A declaração foi dada em entrevista coletiva após reunião de Nelsinho, presidente da Comissão de Relações Exteriores (CRE), com a embaixadora da União Europeia no Brasil, Marian Schuegraf.

“O Poder Executivo precisa remeter o acordo ao Hugo Motta, que o fará tramitar na delegação brasileira no Parlasul (Parlamento do Mercosul). A partir daí, inicia-se a tramitação nas demais comissões da Câmara dos Deputados e, posteriormente, no Senado, caso seja aprovado pelos deputados. Motta vai reunir os líderes no final deste mês”, explicou o senador.

Marian Schuegraf informou não saber em quanto tempo o Parlamento Europeu poderá votar o acordo. Os eurodeputados aprovaram, nesta quarta-feira (21), o envio do texto ao Tribunal de Justiça da União Europeia (TJUE), que emitirá um parecer jurídico antes da votação final.

“Espero que a velocidade da tramitação no Congresso Nacional incentive os procedimentos do lado europeu também. Este acordo será um divisor de águas e demonstra que o multilateralismo é o caminho para tratar com outros países”, destacou a embaixadora.

Em nota à imprensa, Nelsinho detalhou que 334 eurodeputados votaram a favor de remeter o texto ao TJUE, enquanto 324 foram contrários e 11 se abstiveram.

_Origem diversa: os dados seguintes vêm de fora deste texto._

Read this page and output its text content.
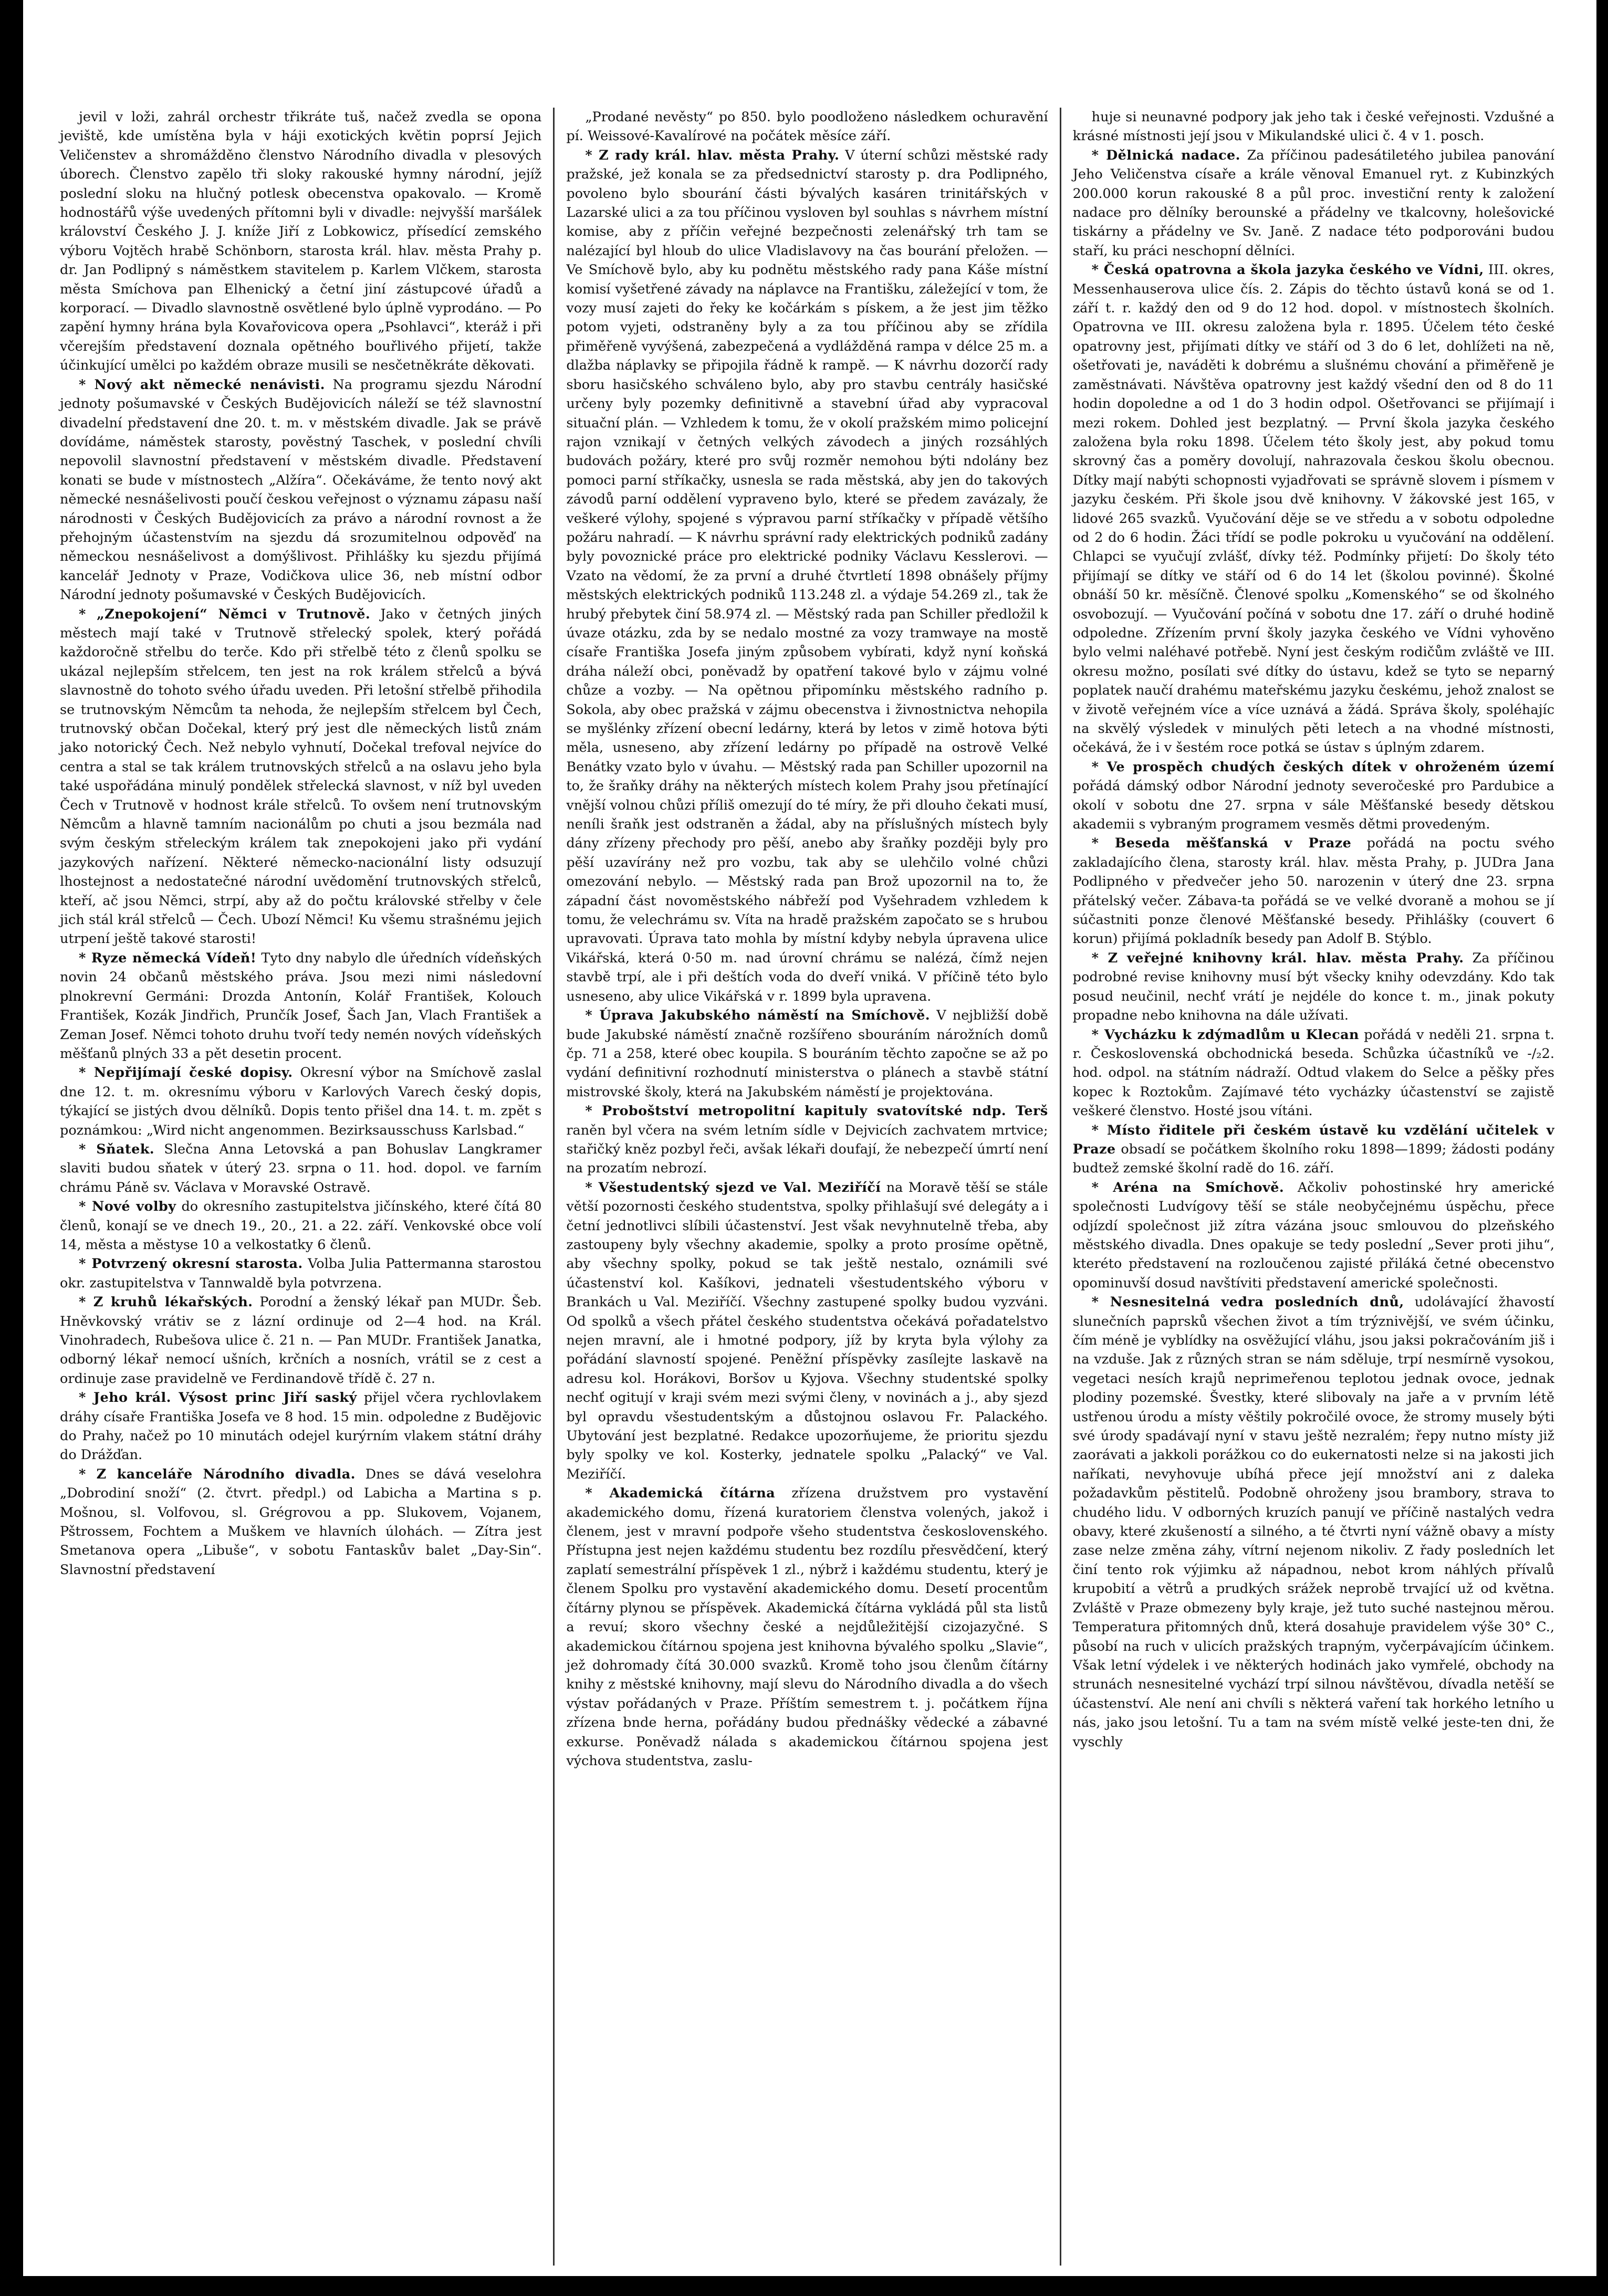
jevil v loži, zahrál orchestr třikráte tuš, načež zvedla se opona jeviště, kde umístěna byla v háji exotických květin poprsí Jejich Veličenstev a shromážděno členstvo Národního divadla v plesových úborech. Členstvo zapělo tři sloky rakouské hymny národní, jejíž poslední sloku na hlučný potlesk obecenstva opakovalo. — Kromě hodnostářů výše uvedených přítomni byli v divadle: nejvyšší maršálek království Českého J. J. kníže Jiří z Lobkowicz, přísedící zemského výboru Vojtěch hrabě Schönborn, starosta král. hlav. města Prahy p. dr. Jan Podlipný s náměstkem stavitelem p. Karlem Vlčkem, starosta města Smíchova pan Elhenický a četní jiní zástupcové úřadů a korporací. — Divadlo slavnostně osvětlené bylo úplně vyprodáno. — Po zapění hymny hrána byla Kovařovicova opera „Psohlavci“, kteráž i při včerejším představení doznala opětného bouřlivého přijetí, takže účinkující umělci po každém obraze musili se nesčetněkráte děkovati.

* Nový akt německé nenávisti. Na programu sjezdu Národní jednoty pošumavské v Českých Budějovicích náleží se též slavnostní divadelní představení dne 20. t. m. v městském divadle. Jak se právě dovídáme, náměstek starosty, pověstný Taschek, v poslední chvíli nepovolil slavnostní představení v městském divadle. Představení konati se bude v místnostech „Alžíra“. Očekáváme, že tento nový akt německé nesnášelivosti poučí českou veřejnost o významu zápasu naší národnosti v Českých Budějovicích za právo a národní rovnost a že přehojným účastenstvím na sjezdu dá srozumitelnou odpověď na německou nesnášelivost a domýšlivost. Přihlášky ku sjezdu přijímá kancelář Jednoty v Praze, Vodičkova ulice 36, neb místní odbor Národní jednoty pošumavské v Českých Budějovicích.

* „Znepokojení“ Němci v Trutnově. Jako v četných jiných městech mají také v Trutnově střelecký spolek, který pořádá každoročně střelbu do terče. Kdo při střelbě této z členů spolku se ukázal nejlepším střelcem, ten jest na rok králem střelců a bývá slavnostně do tohoto svého úřadu uveden. Při letošní střelbě přihodila se trutnovským Němcům ta nehoda, že nejlepším střelcem byl Čech, trutnovský občan Dočekal, který prý jest dle německých listů znám jako notorický Čech. Než nebylo vyhnutí, Dočekal trefoval nejvíce do centra a stal se tak králem trutnovských střelců a na oslavu jeho byla také uspořádána minulý pondělek střelecká slavnost, v níž byl uveden Čech v Trutnově v hodnost krále střelců. To ovšem není trutnovským Němcům a hlavně tamním nacionálům po chuti a jsou bezmála nad svým českým střeleckým králem tak znepokojeni jako při vydání jazykových nařízení. Některé německo-nacionální listy odsuzují lhostejnost a nedostatečné národní uvědomění trutnovských střelců, kteří, ač jsou Němci, strpí, aby až do počtu královské střelby v čele jich stál král střelců — Čech. Ubozí Němci! Ku všemu strašnému jejich utrpení ještě takové starosti!

* Ryze německá Vídeň! Tyto dny nabylo dle úředních vídeňských novin 24 občanů městského práva. Jsou mezi nimi následovní plnokrevní Germáni: Drozda Antonín, Kolář František, Kolouch František, Kozák Jindřich, Prunčík Josef, Šach Jan, Vlach František a Zeman Josef. Němci tohoto druhu tvoří tedy nemén nových vídeňských měšťanů plných 33 a pět desetin procent.

* Nepřijímají české dopisy. Okresní výbor na Smíchově zaslal dne 12. t. m. okresnímu výboru v Karlových Varech český dopis, týkající se jistých dvou dělníků. Dopis tento přišel dna 14. t. m. zpět s poznámkou: „Wird nicht angenommen. Bezirksausschuss Karlsbad.“

* Sňatek. Slečna Anna Letovská a pan Bohuslav Langkramer slaviti budou sňatek v úterý 23. srpna o 11. hod. dopol. ve farním chrámu Páně sv. Václava v Moravské Ostravě.

* Nové volby do okresního zastupitelstva jičínského, které čítá 80 členů, konají se ve dnech 19., 20., 21. a 22. září. Venkovské obce volí 14, města a městyse 10 a velkostatky 6 členů.

* Potvrzený okresní starosta. Volba Julia Pattermanna starostou okr. zastupitelstva v Tannwaldě byla potvrzena.

* Z kruhů lékařských. Porodní a ženský lékař pan MUDr. Šeb. Hněvkovský vrátiv se z lázní ordinuje od 2—4 hod. na Král. Vinohradech, Rubešova ulice č. 21 n. — Pan MUDr. František Janatka, odborný lékař nemocí ušních, krčních a nosních, vrátil se z cest a ordinuje zase pravidelně ve Ferdinandově třídě č. 27 n.

* Jeho král. Výsost princ Jiří saský přijel včera rychlovlakem dráhy císaře Františka Josefa ve 8 hod. 15 min. odpoledne z Budějovic do Prahy, načež po 10 minutách odejel kurýrním vlakem státní dráhy do Drážďan.

* Z kanceláře Národního divadla. Dnes se dává veselohra „Dobrodiní snoží“ (2. čtvrt. předpl.) od Labicha a Martina s p. Mošnou, sl. Volfovou, sl. Grégrovou a pp. Slukovem, Vojanem, Pštrossem, Fochtem a Muškem ve hlavních úlohách. — Zítra jest Smetanova opera „Libuše“, v sobotu Fantaskův balet „Day-Sin“. Slavnostní představení

„Prodané nevěsty“ po 850. bylo poodloženo následkem ochuravění pí. Weissové-Kavalírové na počátek měsíce září.

* Z rady král. hlav. města Prahy. V úterní schůzi městské rady pražské, jež konala se za předsednictví starosty p. dra Podlipného, povoleno bylo sbourání části bývalých kasáren trinitářských v Lazarské ulici a za tou příčinou vysloven byl souhlas s návrhem místní komise, aby z příčin veřejné bezpečnosti zelenářský trh tam se nalézající byl hloub do ulice Vladislavovy na čas bourání přeložen. — Ve Smíchově bylo, aby ku podnětu městského rady pana Káše místní komisí vyšetřené závady na náplavce na Františku, záležející v tom, že vozy musí zajeti do řeky ke kočárkám s pískem, a že jest jim těžko potom vyjeti, odstraněny byly a za tou příčinou aby se zřídila přiměřeně vyvýšená, zabezpečená a vydlážděná rampa v délce 25 m. a dlažba náplavky se připojila řádně k rampě. — K návrhu dozorčí rady sboru hasičského schváleno bylo, aby pro stavbu centrály hasičské určeny byly pozemky definitivně a stavební úřad aby vypracoval situační plán. — Vzhledem k tomu, že v okolí pražském mimo policejní rajon vznikají v četných velkých závodech a jiných rozsáhlých budovách požáry, které pro svůj rozměr nemohou býti ndolány bez pomoci parní stříkačky, usnesla se rada městská, aby jen do takových závodů parní oddělení vypraveno bylo, které se předem zavázaly, že veškeré výlohy, spojené s výpravou parní stříkačky v případě většího požáru nahradí. — K návrhu správní rady elektrických podniků zadány byly povoznické práce pro elektrické podniky Václavu Kesslerovi. — Vzato na vědomí, že za první a druhé čtvrtletí 1898 obnášely příjmy městských elektrických podniků 113.248 zl. a výdaje 54.269 zl., tak že hrubý přebytek činí 58.974 zl. — Městský rada pan Schiller předložil k úvaze otázku, zda by se nedalo mostné za vozy tramwaye na mostě císaře Františka Josefa jiným způsobem vybírati, když nyní koňská dráha náleží obci, poněvadž by opatření takové bylo v zájmu volné chůze a vozby. — Na opětnou připomínku městského radního p. Sokola, aby obec pražská v zájmu obecenstva i živnostnictva nehopila se myšlénky zřízení obecní ledárny, která by letos v zimě hotova býti měla, usneseno, aby zřízení ledárny po případě na ostrově Velké Benátky vzato bylo v úvahu. — Městský rada pan Schiller upozornil na to, že šraňky dráhy na některých místech kolem Prahy jsou přetínající vnější volnou chůzi příliš omezují do té míry, že při dlouho čekati musí, neníli šraňk jest odstraněn a žádal, aby na příslušných místech byly dány zřízeny přechody pro pěší, anebo aby šraňky později byly pro pěší uzavírány než pro vozbu, tak aby se ulehčilo volné chůzi omezování nebylo. — Městský rada pan Brož upozornil na to, že západní část novoměstského nábřeží pod Vyšehradem vzhledem k tomu, že velechrámu sv. Víta na hradě pražském započato se s hrubou upravovati. Úprava tato mohla by místní kdyby nebyla úpravena ulice Vikářská, která 0·50 m. nad úrovní chrámu se nalézá, čímž nejen stavbě trpí, ale i při deštích voda do dveří vniká. V příčině této bylo usneseno, aby ulice Vikářská v r. 1899 byla upravena.

* Úprava Jakubského náměstí na Smíchově. V nejbližší době bude Jakubské náměstí značně rozšířeno sbouráním nárožních domů čp. 71 a 258, které obec koupila. S bouráním těchto započne se až po vydání definitivní rozhodnutí ministerstva o plánech a stavbě státní mistrovské školy, která na Jakubském náměstí je projektována.

* Proboštství metropolitní kapituly svatovítské ndp. Terš raněn byl včera na svém letním sídle v Dejvicích zachvatem mrtvice; stařičký kněz pozbyl řeči, avšak lékaři doufají, že nebezpečí úmrtí není na prozatím nebrozí.

* Všestudentský sjezd ve Val. Meziříčí na Moravě těší se stále větší pozornosti českého studentstva, spolky přihlašují své delegáty a i četní jednotlivci slíbili účastenství. Jest však nevyhnutelně třeba, aby zastoupeny byly všechny akademie, spolky a proto prosíme opětně, aby všechny spolky, pokud se tak ještě nestalo, oznámili své účastenství kol. Kašíkovi, jednateli všestudentského výboru v Brankách u Val. Meziříčí. Všechny zastupené spolky budou vyzváni. Od spolků a všech přátel českého studentstva očekává pořadatelstvo nejen mravní, ale i hmotné podpory, jíž by kryta byla výlohy za pořádání slavností spojené. Peněžní příspěvky zasílejte laskavě na adresu kol. Horákovi, Boršov u Kyjova. Všechny studentské spolky nechť ogitují v kraji svém mezi svými členy, v novinách a j., aby sjezd byl opravdu všestudentským a důstojnou oslavou Fr. Palackého. Ubytování jest bezplatné. Redakce upozorňujeme, že prioritu sjezdu byly spolky ve kol. Kosterky, jednatele spolku „Palacký“ ve Val. Meziříčí.

* Akademická čítárna zřízena družstvem pro vystavění akademického domu, řízená kuratoriem členstva volených, jakož i členem, jest v mravní podpoře všeho studentstva československého. Přístupna jest nejen každému studentu bez rozdílu přesvědčení, který zaplatí semestrální příspěvek 1 zl., nýbrž i každému studentu, který je členem Spolku pro vystavění akademického domu. Desetí procentům čítárny plynou se příspěvek. Akademická čítárna vykládá půl sta listů a revuí; skoro všechny české a nejdůležitější cizojazyčné. S akademickou čítárnou spojena jest knihovna bývalého spolku „Slavie“, jež dohromady čítá 30.000 svazků. Kromě toho jsou členům čítárny knihy z městské knihovny, mají slevu do Národního divadla a do všech výstav pořádaných v Praze. Příštím semestrem t. j. počátkem října zřízena bnde herna, pořádány budou přednášky vědecké a zábavné exkurse. Poněvadž nálada s akademickou čítárnou spojena jest výchova studentstva, zaslu-

huje si neunavné podpory jak jeho tak i české veřejnosti. Vzdušné a krásné místnosti její jsou v Mikulandské ulici č. 4 v 1. posch.

* Dělnická nadace. Za příčinou padesátiletého jubilea panování Jeho Veličenstva císaře a krále věnoval Emanuel ryt. z Kubinzkých 200.000 korun rakouské 8 a půl proc. investiční renty k založení nadace pro dělníky berounské a přádelny ve tkalcovny, holešovické tiskárny a přádelny ve Sv. Janě. Z nadace této podporováni budou staří, ku práci neschopní dělníci.

* Česká opatrovna a škola jazyka českého ve Vídni, III. okres, Messenhauserova ulice čís. 2. Zápis do těchto ústavů koná se od 1. září t. r. každý den od 9 do 12 hod. dopol. v místnostech školních. Opatrovna ve III. okresu založena byla r. 1895. Účelem této české opatrovny jest, přijímati dítky ve stáří od 3 do 6 let, dohlížeti na ně, ošetřovati je, naváděti k dobrému a slušnému chování a přiměřeně je zaměstnávati. Návštěva opatrovny jest každý všední den od 8 do 11 hodin dopoledne a od 1 do 3 hodin odpol. Ošetřovanci se přijímají i mezi rokem. Dohled jest bezplatný. — První škola jazyka českého založena byla roku 1898. Účelem této školy jest, aby pokud tomu skrovný čas a poměry dovolují, nahrazovala českou školu obecnou. Dítky mají nabýti schopnosti vyjadřovati se správně slovem i písmem v jazyku českém. Při škole jsou dvě knihovny. V žákovské jest 165, v lidové 265 svazků. Vyučování děje se ve středu a v sobotu odpoledne od 2 do 6 hodin. Žáci třídí se podle pokroku u vyučování na oddělení. Chlapci se vyučují zvlášť, dívky též. Podmínky přijetí: Do školy této přijímají se dítky ve stáří od 6 do 14 let (školou povinné). Školné obnáší 50 kr. měsíčně. Členové spolku „Komenského“ se od školného osvobozují. — Vyučování počíná v sobotu dne 17. září o druhé hodině odpoledne. Zřízením první školy jazyka českého ve Vídni vyhověno bylo velmi naléhavé potřebě. Nyní jest českým rodičům zvláště ve III. okresu možno, posílati své dítky do ústavu, kdež se tyto se neparný poplatek naučí drahému mateřskému jazyku českému, jehož znalost se v životě veřejném více a více uznává a žádá. Správa školy, spoléhajíc na skvělý výsledek v minulých pěti letech a na vhodné místnosti, očekává, že i v šestém roce potká se ústav s úplným zdarem.

* Ve prospěch chudých českých dítek v ohroženém území pořádá dámský odbor Národní jednoty severočeské pro Pardubice a okolí v sobotu dne 27. srpna v sále Měšťanské besedy dětskou akademii s vybraným programem vesměs dětmi provedeným.

* Beseda měšťanská v Praze pořádá na poctu svého zakladajícího člena, starosty král. hlav. města Prahy, p. JUDra Jana Podlipného v předvečer jeho 50. narozenin v úterý dne 23. srpna přátelský večer. Zábava‑ta pořádá se ve velké dvoraně a mohou se jí súčastniti ponze členové Měšťanské besedy. Přihlášky (couvert 6 korun) přijímá pokladník besedy pan Adolf B. Stýblo.

* Z veřejné knihovny král. hlav. města Prahy. Za příčinou podrobné revise knihovny musí být všecky knihy odevzdány. Kdo tak posud neučinil, nechť vrátí je nejdéle do konce t. m., jinak pokuty propadne nebo knihovna na dále užívati.

* Vycházku k zdýmadlům u Klecan pořádá v neděli 21. srpna t. r. Československá obchodnická beseda. Schůzka účastníků ve ‑/₂2. hod. odpol. na státním nádraží. Odtud vlakem do Selce a pěšky přes kopec k Roztokům. Zajímavé této vycházky účastenství se zajistě veškeré členstvo. Hosté jsou vítáni.

* Místo řiditele při českém ústavě ku vzdělání učitelek v Praze obsadí se počátkem školního roku 1898—1899; žádosti podány budtež zemské školní radě do 16. září.

* Aréna na Smíchově. Ačkoliv pohostinské hry americké společnosti Ludvígovy těší se stále neobyčejnému úspěchu, přece odjízdí společnost již zítra vázána jsouc smlouvou do plzeňského městského divadla. Dnes opakuje se tedy poslední „Sever proti jihu“, kteréto představení na rozloučenou zajisté přiláká četné obecenstvo opominuvší dosud navštíviti představení americké společnosti.

* Nesnesitelná vedra posledních dnů, udolávající žhavostí slunečních paprsků všechen život a tím trýznivější, ve svém účinku, čím méně je vyblídky na osvěžující vláhu, jsou jaksi pokračováním jiš i na vzduše. Jak z různých stran se nám sděluje, trpí nesmírně vysokou, vegetaci nesích krajů neprimeřenou teplotou jednak ovoce, jednak plodiny pozemské. Švestky, které slibovaly na jaře a v prvním létě ustřenou úrodu a místy věštily pokročilé ovoce, že stromy musely býti své úrody spadávají nyní v stavu ještě nezralém; řepy nutno místy již zaorávati a jakkoli porážkou co do eukernatosti nelze si na jakosti jich naříkati, nevyhovuje ubíhá přece její množství ani z daleka požadavkům pěstitelů. Podobně ohroženy jsou brambory, strava to chudého lidu. V odborných kruzích panují ve příčině nastalých vedra obavy, které zkušeností a silného, a té čtvrti nyní vážně obavy a místy zase nelze změna záhy, vítrní nejenom nikoliv. Z řady posledních let činí tento rok výjimku až nápadnou, nebot krom náhlých přívalů krupobití a větrů a prudkých srážek neprobě trvající už od května. Zvláště v Praze obmezeny byly kraje, jež tuto suché nastejnou měrou. Temperatura přitomných dnů, která dosahuje pravidelem výše 30° C., působí na ruch v ulicích pražských trapným, vyčerpávajícím účinkem. Však letní výdelek i ve některých hodinách jako vymřelé, obchody na strunách nesnesitelné vychází trpí silnou návštěvou, dívadla netěší se účastenství. Ale není ani chvíli s některá vaření tak horkého letního u nás, jako jsou letošní. Tu a tam na svém místě velké jeste-ten dni, že vyschly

Mesmo após a assinatura, o acordo precisa ser ratificado pelo Parlamento Europeu e pelos parlamentos de cada país do Mercosul, de forma independente.

Subcomissão

Nelsinho confirmou ainda que irá propor a criação de uma subcomissão para agilizar e acompanhar a confirmação do documento pelo Congresso Nacional, assim que o texto chegar ao Senado Federal.

Segundo o senador, as autoridades brasileiras devem buscar coordenação para que os demais países também priorizem o tema.

“Vou intensificar a atuação institucional em três frentes: articulação com o Itamaraty e a Casa Civil; diálogo com a União Europeia; e mobilização política internacional, com contato com eurodeputados e lideranças de países favoráveis ao acordo”, registrou Nelsinho.

O acordo

O acordo prevê que ambos os blocos eliminem ou reduzam gradualmente até 90% das tarifas de importação e exportação de diversos produtos ao longo de uma década. Também estão previstas ampliações de cotas para produtos como carne, etanol, açúcar e arroz. As negociações começaram em 1999.

Para o presidente da CRE, a pauta deve gerar empregos, aumentar a renda e atrair investimentos, especialmente para o interior do Brasil. Ele ressaltou as vantagens para Mato Grosso do Sul: em 2025, o estado exportou US$ 1,3 bilhão para a União Europeia. “Precisamos de previsibilidade, acesso real a mercados e respeito ao produtor”, defendeu Nelsinho.

Juntos, Mercosul e União Europeia reúnem cerca de 718 milhões de consumidores e um Produto Interno Bruto (PIB) estimado em US$ 22 trilhões, segundo dados do governo federal.